Después

Cuando recobré la consciencia, me encontré echado en una cama en una habitación a oscuras. Me pregunté qué hacía allí e intenté mirar a mí alrededor, pero ni siquiera pude mover la cabeza unos centímetros. Intenté hablar, pero mi voz salía sin fuerza (era como un susurro de otro mundo). El esfuerzo para hablar hizo que perdiera de nuevo el conocimiento y la oscuridad me volvió a invadir.

* * *

Poco a poco sentí algo frío en la frente, pero no sabía lo que era. Pensé en cientos de objetos, pero no pude identificarlo con ninguno de ellos. Permanecí tumbado durante un tiempo y, al cabo de un rato, abrí los ojos y vi a mi madre inclinada sobre mí: era su mano la que producía aquella agradable sensación de frescor en mi frente. De todos modos, me extrañé. Esperaba verla, pero estaba sorprendido porque hacía mucho, muchísimo tiempo que no la veía. Sabía que estaba muerta… ¿Estaría yo también muerto? La miré otra vez con más detenimiento y vi que sus rasgos desaparecían, pero la expresión continuaba siendo la misma. Entonces, fue el rostro tan querido y conocido de la señora Trevor el que poco a poco fue tomando forma ante mí. Sonrió al comprobar que la había reconocido y se inclinó a besarme con ternura. Cuando retiró la cabeza, algo cálido me cayó en la cara. Me pregunté qué podía ser y, tras pensar un buen rato con los ojos cerrados, llegué a la conclusión de que había sido una lágrima. Después de otro instante de reflexión, abrí los ojos para saber por qué lloraba, pero ya se había ido. Aunque las persianas no estaban echadas, pude darme cuenta de que la habitación estaba casi a oscuras. Me sentía más despierto y más fuerte que antes. Intenté llamar a la señora Trevor. Detrás de las cortinas de la cama se levantó de una silla una mujer y fue hacia la puerta. Masculló algo, se volvió y me colocó la almohada.

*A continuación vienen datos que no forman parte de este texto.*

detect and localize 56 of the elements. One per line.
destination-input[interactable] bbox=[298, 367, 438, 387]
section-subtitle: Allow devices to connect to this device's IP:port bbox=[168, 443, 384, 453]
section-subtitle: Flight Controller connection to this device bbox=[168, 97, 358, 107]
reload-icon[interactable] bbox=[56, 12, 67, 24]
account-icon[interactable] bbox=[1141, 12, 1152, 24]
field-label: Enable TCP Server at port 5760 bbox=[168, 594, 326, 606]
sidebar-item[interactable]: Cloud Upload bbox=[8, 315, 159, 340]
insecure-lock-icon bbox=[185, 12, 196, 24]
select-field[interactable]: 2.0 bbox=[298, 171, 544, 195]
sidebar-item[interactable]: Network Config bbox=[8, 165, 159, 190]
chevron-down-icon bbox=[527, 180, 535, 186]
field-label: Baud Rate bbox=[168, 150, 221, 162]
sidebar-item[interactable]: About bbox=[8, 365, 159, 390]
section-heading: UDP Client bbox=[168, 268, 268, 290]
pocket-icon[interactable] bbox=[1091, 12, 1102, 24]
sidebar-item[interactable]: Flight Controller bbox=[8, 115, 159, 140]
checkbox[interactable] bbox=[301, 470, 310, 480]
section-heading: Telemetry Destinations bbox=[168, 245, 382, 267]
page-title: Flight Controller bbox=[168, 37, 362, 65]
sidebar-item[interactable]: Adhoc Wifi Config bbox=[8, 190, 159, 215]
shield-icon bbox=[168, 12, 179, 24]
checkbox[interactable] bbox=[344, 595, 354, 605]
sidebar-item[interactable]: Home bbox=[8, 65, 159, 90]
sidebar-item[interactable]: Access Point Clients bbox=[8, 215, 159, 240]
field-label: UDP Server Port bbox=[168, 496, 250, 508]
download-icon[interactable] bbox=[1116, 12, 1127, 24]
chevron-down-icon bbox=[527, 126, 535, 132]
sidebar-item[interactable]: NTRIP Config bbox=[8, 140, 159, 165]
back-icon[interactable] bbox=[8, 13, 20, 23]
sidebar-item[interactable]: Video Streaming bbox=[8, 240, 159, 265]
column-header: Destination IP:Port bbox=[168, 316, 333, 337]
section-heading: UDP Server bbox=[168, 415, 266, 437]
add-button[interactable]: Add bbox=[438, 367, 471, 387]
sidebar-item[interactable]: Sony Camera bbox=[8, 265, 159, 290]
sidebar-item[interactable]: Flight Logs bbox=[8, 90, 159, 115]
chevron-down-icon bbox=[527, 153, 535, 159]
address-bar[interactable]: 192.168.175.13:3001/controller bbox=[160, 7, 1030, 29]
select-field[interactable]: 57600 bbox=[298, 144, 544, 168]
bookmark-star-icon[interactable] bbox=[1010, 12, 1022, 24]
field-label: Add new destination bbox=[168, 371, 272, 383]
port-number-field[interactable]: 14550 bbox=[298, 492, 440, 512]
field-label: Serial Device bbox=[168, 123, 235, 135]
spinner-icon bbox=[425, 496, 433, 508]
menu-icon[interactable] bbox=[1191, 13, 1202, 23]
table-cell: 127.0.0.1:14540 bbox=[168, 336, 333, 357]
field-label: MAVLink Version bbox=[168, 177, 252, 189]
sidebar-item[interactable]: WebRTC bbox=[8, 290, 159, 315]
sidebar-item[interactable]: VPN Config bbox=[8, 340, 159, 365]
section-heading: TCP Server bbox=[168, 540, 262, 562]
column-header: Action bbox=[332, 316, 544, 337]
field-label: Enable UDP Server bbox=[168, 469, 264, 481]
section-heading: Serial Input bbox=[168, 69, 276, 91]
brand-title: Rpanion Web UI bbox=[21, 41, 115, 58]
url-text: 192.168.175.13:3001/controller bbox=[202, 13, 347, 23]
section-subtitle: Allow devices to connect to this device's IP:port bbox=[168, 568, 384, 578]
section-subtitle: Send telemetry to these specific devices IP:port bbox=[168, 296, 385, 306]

—¿Dónde está la señora Trevor? —le pregunté sin fuerzas—. Estaba aquí hace un momento.

La mujer me sonrió y respondió:

—Vuelve enseguida. ¡Por Dios, qué feliz se va a poner de verlo tan fuerte y consciente!

Al cabo de unos minutos, la señora Trevor volvió a la habitación; se inclinó sobre mí y me preguntó cómo me sentía. Le dije que estaba bien pero, de repente, me asaltó una idea y le pregunté:

—¿Qué me ha pasado?

Me contó que había estado enfermo, muy enfermo, pero que ahora me encontraba mejor. Algo, no sé el qué, me hizo recordar de golpe la habitación y el susto que había provocado en el resto de la casa. La sangre se me subió a la cabeza y me mareé, pero la señora Trevor me sujetó con su brazo y, unos instantes después, me recobré y recuperé completamente la memoria. Me agarré con fuerza al brazo que me sostenía y le pregunté:

—¿Ella está bien?

Dijo que estaba a salvo.

—¿Está bien?

—Calma, querido, calma. Está perfectamente. No te preocupes.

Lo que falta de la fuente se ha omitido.